Results: Our retrospective study enrolled 29 histologically confirmed glioma patients with MRI findings consistent with high-grade gliomas. All patients underwent ⁶⁸Ga-Cixafor™ PET/CT scans within 2 weeks of their MRI, specifically at one-hour post-injection time point. Visual assessment based on a standardized scoring system identified 27 positive scans out of 29 (93.1%). Median SUV_max was 2.31 (range: 0.49-9.96) and median TBR was 20 (range: 6.12-124.5). Pathological analysis revealed 5 grade III (17.24%) and 24 grade IV (82.75%) lesions among the 29 patients. Notably, the median SUV_max of grade IV lesions (2.85) was significantly higher than grade III lesions (1.27) (P=0.02). Conversely, there was no significant difference in median TBR between grade IV (20) and grade III (22.37). These findings support the correlation between high CXCR4 expression, particularly in high-grade gliomas, and elevated uptake of ⁶⁸Ga-Pentixafor. While areas with high uptake showed CXCR4 expression, areas with low uptake did not exhibit noticeable expression (data not shown).

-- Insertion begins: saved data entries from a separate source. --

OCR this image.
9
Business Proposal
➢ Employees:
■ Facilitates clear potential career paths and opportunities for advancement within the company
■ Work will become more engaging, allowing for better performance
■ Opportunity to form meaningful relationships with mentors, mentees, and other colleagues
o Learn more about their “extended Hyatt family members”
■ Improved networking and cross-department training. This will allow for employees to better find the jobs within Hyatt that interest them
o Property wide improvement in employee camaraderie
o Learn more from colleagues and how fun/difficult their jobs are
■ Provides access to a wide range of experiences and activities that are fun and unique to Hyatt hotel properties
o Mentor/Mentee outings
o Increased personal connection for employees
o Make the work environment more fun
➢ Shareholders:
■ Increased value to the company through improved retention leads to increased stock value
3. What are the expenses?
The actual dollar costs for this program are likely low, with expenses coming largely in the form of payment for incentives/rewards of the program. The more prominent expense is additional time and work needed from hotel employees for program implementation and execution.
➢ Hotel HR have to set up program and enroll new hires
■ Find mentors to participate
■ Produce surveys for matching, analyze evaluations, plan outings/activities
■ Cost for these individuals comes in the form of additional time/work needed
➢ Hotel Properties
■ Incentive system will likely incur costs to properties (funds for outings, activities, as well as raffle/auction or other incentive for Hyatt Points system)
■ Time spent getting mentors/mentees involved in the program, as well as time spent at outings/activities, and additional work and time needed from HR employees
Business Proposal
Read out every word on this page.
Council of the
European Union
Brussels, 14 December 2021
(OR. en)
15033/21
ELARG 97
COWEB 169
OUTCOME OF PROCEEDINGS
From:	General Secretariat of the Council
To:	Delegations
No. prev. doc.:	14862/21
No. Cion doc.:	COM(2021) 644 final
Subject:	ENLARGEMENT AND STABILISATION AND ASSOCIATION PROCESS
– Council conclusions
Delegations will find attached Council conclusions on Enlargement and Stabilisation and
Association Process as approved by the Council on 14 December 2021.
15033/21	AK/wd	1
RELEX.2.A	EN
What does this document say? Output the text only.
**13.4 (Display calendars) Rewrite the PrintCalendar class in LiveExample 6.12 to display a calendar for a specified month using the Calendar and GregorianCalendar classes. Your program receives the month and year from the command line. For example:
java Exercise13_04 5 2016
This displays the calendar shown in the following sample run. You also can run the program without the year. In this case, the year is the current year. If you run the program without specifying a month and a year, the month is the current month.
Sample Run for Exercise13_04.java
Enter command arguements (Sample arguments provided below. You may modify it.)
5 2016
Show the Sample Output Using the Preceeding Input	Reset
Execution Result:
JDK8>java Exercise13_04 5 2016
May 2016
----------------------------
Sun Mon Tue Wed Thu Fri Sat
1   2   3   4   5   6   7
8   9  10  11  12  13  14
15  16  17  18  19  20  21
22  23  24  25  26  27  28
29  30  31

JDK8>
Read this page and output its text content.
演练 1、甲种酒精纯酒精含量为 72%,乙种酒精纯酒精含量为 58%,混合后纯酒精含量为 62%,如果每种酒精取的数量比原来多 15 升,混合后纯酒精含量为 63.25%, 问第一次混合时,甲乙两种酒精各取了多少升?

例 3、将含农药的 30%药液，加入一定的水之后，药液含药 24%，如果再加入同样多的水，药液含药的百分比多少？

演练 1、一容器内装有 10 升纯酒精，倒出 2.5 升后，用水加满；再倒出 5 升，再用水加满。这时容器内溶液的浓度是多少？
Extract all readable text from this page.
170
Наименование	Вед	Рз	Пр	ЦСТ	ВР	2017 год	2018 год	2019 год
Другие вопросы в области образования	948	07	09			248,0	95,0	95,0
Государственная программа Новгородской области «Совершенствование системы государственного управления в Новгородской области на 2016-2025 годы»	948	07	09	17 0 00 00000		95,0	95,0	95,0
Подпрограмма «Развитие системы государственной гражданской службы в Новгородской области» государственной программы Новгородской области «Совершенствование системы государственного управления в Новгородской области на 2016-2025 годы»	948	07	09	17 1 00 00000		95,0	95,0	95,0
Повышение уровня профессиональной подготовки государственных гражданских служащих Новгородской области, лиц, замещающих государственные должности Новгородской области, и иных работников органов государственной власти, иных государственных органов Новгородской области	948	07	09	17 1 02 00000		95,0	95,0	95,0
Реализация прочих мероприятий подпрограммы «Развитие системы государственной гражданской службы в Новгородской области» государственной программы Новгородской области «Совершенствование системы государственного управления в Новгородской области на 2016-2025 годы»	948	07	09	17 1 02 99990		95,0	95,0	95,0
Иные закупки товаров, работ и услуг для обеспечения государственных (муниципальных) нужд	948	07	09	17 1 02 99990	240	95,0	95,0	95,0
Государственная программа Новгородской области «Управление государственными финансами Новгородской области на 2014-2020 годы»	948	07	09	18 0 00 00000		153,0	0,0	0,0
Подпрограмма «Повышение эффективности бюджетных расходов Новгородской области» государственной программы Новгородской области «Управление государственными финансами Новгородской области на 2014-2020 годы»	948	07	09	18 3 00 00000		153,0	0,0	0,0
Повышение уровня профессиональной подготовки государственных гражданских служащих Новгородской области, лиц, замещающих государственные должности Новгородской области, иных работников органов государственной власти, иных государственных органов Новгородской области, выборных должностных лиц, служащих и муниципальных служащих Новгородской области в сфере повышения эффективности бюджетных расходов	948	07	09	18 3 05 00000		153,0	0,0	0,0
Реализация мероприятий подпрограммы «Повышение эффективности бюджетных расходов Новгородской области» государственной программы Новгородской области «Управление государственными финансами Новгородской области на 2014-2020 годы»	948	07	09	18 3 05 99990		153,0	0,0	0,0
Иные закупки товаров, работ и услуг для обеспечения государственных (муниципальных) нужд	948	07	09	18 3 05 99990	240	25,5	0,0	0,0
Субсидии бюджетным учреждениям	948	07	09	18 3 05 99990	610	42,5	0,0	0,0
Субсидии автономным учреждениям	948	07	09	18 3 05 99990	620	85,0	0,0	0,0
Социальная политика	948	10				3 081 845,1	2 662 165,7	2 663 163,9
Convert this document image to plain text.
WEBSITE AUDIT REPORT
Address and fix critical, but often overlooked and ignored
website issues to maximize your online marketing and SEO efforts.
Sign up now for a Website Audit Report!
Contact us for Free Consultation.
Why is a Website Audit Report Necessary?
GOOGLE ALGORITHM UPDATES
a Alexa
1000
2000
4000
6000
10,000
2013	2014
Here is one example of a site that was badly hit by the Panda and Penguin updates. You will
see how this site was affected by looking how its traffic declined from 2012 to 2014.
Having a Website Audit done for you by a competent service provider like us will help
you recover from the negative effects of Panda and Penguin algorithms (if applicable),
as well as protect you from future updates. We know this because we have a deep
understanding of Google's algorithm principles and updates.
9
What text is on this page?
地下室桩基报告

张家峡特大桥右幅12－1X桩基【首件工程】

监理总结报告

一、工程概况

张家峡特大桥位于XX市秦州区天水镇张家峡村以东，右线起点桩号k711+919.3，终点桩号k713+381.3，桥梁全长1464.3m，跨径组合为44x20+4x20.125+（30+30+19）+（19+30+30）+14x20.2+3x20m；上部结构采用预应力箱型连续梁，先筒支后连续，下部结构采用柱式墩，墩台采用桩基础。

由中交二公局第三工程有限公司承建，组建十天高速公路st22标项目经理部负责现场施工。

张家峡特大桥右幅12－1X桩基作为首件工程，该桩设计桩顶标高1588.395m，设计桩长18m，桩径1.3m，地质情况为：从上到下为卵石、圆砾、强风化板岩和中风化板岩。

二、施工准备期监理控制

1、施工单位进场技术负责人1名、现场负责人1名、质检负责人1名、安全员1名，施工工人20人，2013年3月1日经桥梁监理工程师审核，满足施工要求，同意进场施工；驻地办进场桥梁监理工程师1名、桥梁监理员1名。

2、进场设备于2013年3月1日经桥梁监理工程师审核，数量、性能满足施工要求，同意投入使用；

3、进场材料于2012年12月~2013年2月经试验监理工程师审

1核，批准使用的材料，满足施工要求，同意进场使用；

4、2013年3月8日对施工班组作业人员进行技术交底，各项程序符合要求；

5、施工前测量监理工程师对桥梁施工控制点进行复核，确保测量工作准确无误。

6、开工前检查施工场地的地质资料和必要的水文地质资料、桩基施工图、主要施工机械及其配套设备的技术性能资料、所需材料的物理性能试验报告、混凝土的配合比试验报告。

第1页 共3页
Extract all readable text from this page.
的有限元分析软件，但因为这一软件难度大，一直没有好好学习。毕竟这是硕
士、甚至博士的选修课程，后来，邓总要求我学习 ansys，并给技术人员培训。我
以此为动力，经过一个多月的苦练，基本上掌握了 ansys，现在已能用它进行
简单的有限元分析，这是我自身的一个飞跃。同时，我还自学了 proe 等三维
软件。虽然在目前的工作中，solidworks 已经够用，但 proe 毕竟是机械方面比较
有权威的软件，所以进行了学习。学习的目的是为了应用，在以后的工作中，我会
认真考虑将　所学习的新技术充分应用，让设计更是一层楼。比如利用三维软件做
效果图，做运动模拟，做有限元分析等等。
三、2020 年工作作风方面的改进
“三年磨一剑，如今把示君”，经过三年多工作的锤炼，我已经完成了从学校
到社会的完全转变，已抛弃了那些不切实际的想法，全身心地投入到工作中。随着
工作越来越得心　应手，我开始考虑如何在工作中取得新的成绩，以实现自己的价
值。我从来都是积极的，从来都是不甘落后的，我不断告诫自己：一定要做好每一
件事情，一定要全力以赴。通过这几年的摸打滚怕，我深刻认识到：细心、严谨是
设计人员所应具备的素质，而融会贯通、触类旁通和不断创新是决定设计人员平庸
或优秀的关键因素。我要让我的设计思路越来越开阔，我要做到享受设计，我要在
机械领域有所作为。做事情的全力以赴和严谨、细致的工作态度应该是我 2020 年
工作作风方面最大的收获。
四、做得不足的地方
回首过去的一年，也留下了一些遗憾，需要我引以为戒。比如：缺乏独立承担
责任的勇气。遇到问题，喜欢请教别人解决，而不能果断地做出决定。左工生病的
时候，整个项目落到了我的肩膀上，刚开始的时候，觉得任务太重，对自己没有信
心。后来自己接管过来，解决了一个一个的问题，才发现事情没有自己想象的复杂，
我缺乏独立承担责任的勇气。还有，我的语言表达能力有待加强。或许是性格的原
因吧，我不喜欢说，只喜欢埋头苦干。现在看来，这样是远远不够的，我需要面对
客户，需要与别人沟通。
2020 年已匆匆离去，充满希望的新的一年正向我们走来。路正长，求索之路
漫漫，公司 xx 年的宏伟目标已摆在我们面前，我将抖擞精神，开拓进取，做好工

Conclusion: This study demonstrated that ⁶⁸Ga-Cixafor™ PET exhibits a TBR with minimal cortical uptake, significantly enhancing glioma detection compared to conventional imaging methods. This, combined with the potential therapeutic capabilities of CXCR4-targeting radiopharmaceuticals, highlights the promise of ⁶⁸Ga-Cixafor™ as a valuable tool for not only improved glioma diagnosis but also personalized treatment strategies.

Keywords: (68)Ga-Pentixafor; CXCR4; GBM; MRI; PET/CT.